Ross, in a Friday guest essay for The New York Times, described the scene as a going away party for a colleague. She had only recently transitioned to a role as the executive producer for an entertainment special, but prior to that, she had been Cuomo’s producer at “Primetime Live.” (RELATED: Why Hasn’t Chris Cuomo Resigned From CNN? The Answer Is Simple)
“At the time, I was the executive producer of an ABC entertainment special, but I was Mr. Cuomo’s executive producer at ‘Primetime Live’ just before that,” Ross explained. “I was at the party with my husband, who sat behind me on an ottoman sipping his Diet Coke as I spoke with work friends.
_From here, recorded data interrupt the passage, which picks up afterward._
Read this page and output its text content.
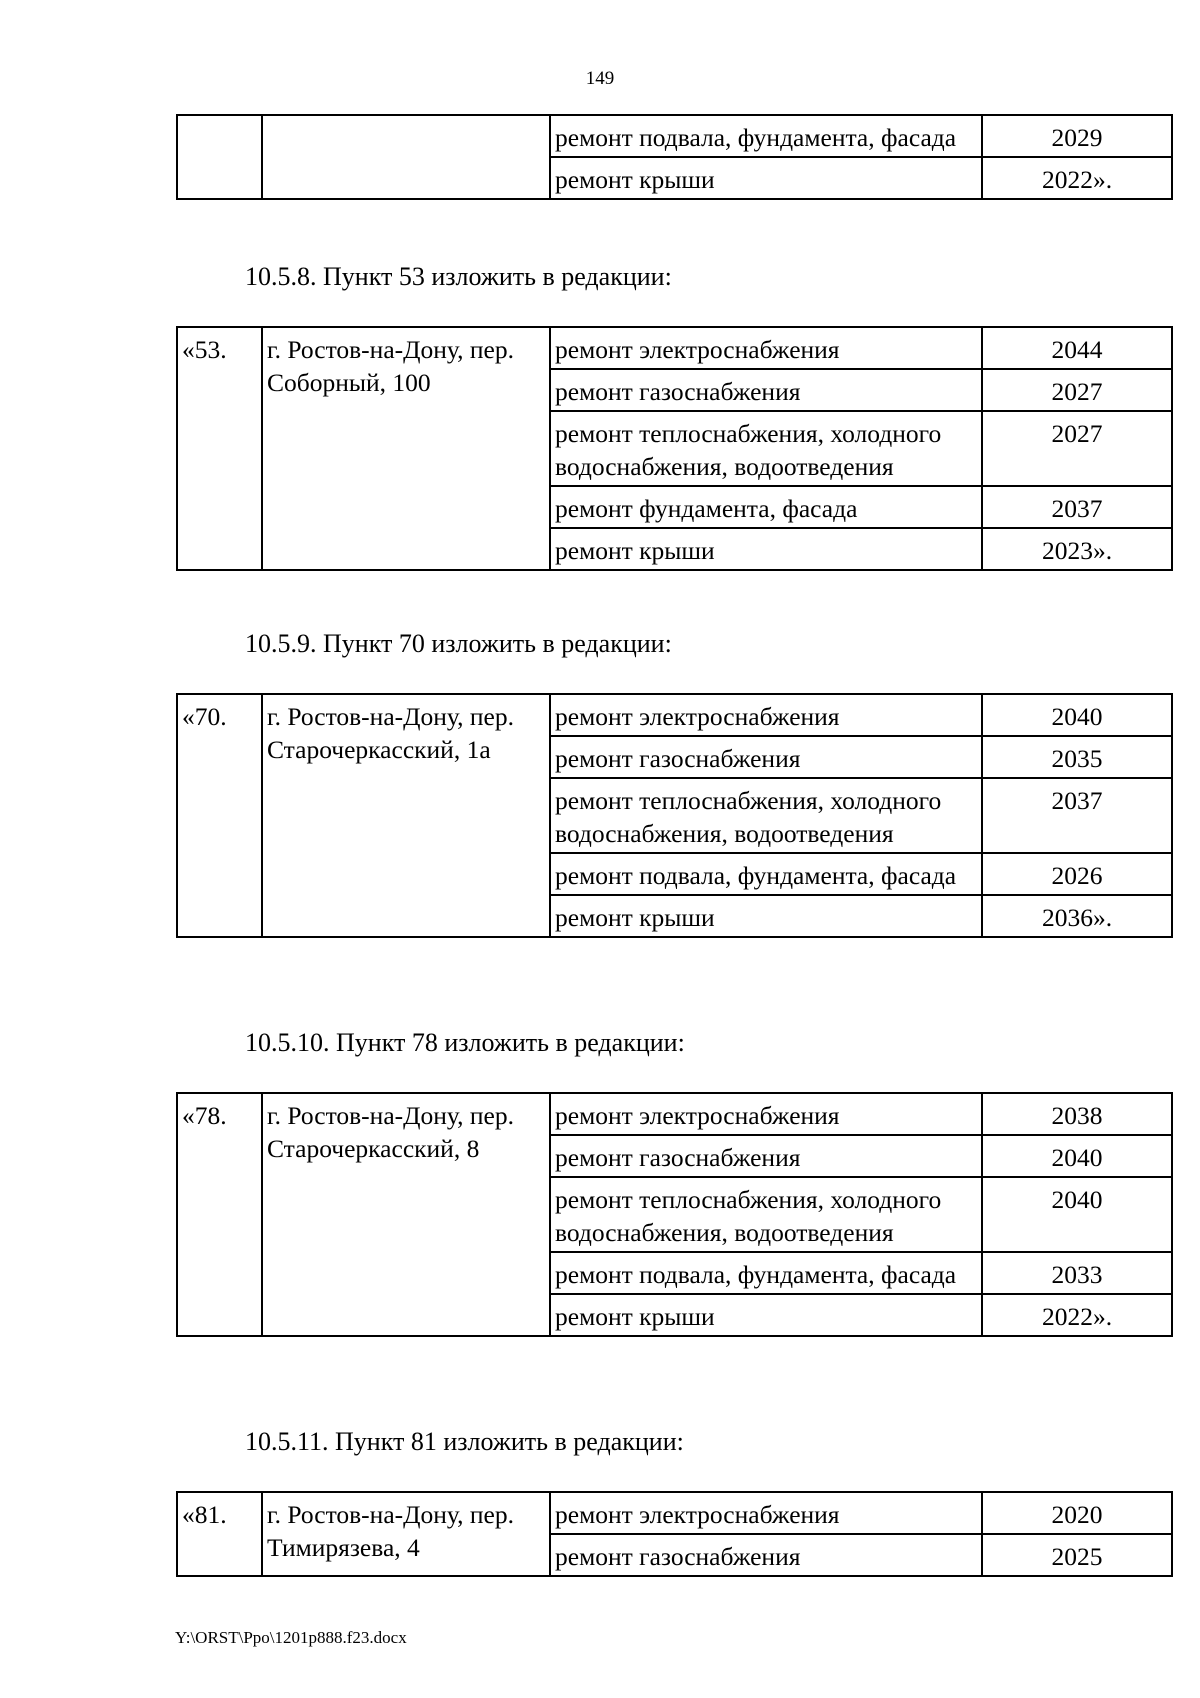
149
		ремонт подвала, фундамента, фасада	2029
		ремонт крыши	2022».
10.5.8. Пункт 53 изложить в редакции:
«53.	г. Ростов-на-Дону, пер. Соборный, 100	ремонт электроснабжения	2044
		ремонт газоснабжения	2027
		ремонт теплоснабжения, холодного водоснабжения, водоотведения	2027
		ремонт фундамента, фасада	2037
		ремонт крыши	2023».
10.5.9. Пункт 70 изложить в редакции:
«70.	г. Ростов-на-Дону, пер. Старочеркасский, 1а	ремонт электроснабжения	2040
		ремонт газоснабжения	2035
		ремонт теплоснабжения, холодного водоснабжения, водоотведения	2037
		ремонт подвала, фундамента, фасада	2026
		ремонт крыши	2036».
10.5.10. Пункт 78 изложить в редакции:
«78.	г. Ростов-на-Дону, пер. Старочеркасский, 8	ремонт электроснабжения	2038
		ремонт газоснабжения	2040
		ремонт теплоснабжения, холодного водоснабжения, водоотведения	2040
		ремонт подвала, фундамента, фасада	2033
		ремонт крыши	2022».
10.5.11. Пункт 81 изложить в редакции:
«81.	г. Ростов-на-Дону, пер. Тимирязева, 4	ремонт электроснабжения	2020
		ремонт газоснабжения	2025
Y:\ORST\Ppo\1201p888.f23.docx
When Mr. Cuomo entered the Upper West Side bar, he walked toward me and greeted me with a strong bear hug while lowering one hand to firmly grab and squeeze the cheek of my buttock.”
Ross described Cuomo’s tone as “arrogant” and said he told her, “I can do this now that you’re no longer my boss.”
Ross then said that she pushed him away, saying, “No, you can’t.” Her husband had witnessed the entire exchange and the couple left shortly afterward.
But just an hour after leaving the party, Ross said that Cuomo sent her an email offering an apology of sorts.
“[T]hough my hearty greeting was a function of being glad to see you … christian slater got arrested for a (kind of) similar act, (though borne of an alleged negative intent, unlike my own)…and as a husband I can empathize with not liking to see my wife patted as such,” Cuomo’s email reportedly read.
In the subject line of the email, Ross said that Cuomo had said he was “ashamed,” and he asked her to relay his apology to her husband, adding, “I apologize to you as well, for even putting you in such a position.”
Ross went on in her essay to say that she was not hoping to see Cuomo lose his job or his livelihood, only that she hoped he would learn from the experience. She also noted that one of the reasons she had chosen to come forward was learning Cuomo’s role in advising his brother, the former Democratic New York Gov. Andrew Cuomo, on how to manage his own accusations of sexual harassment and assault.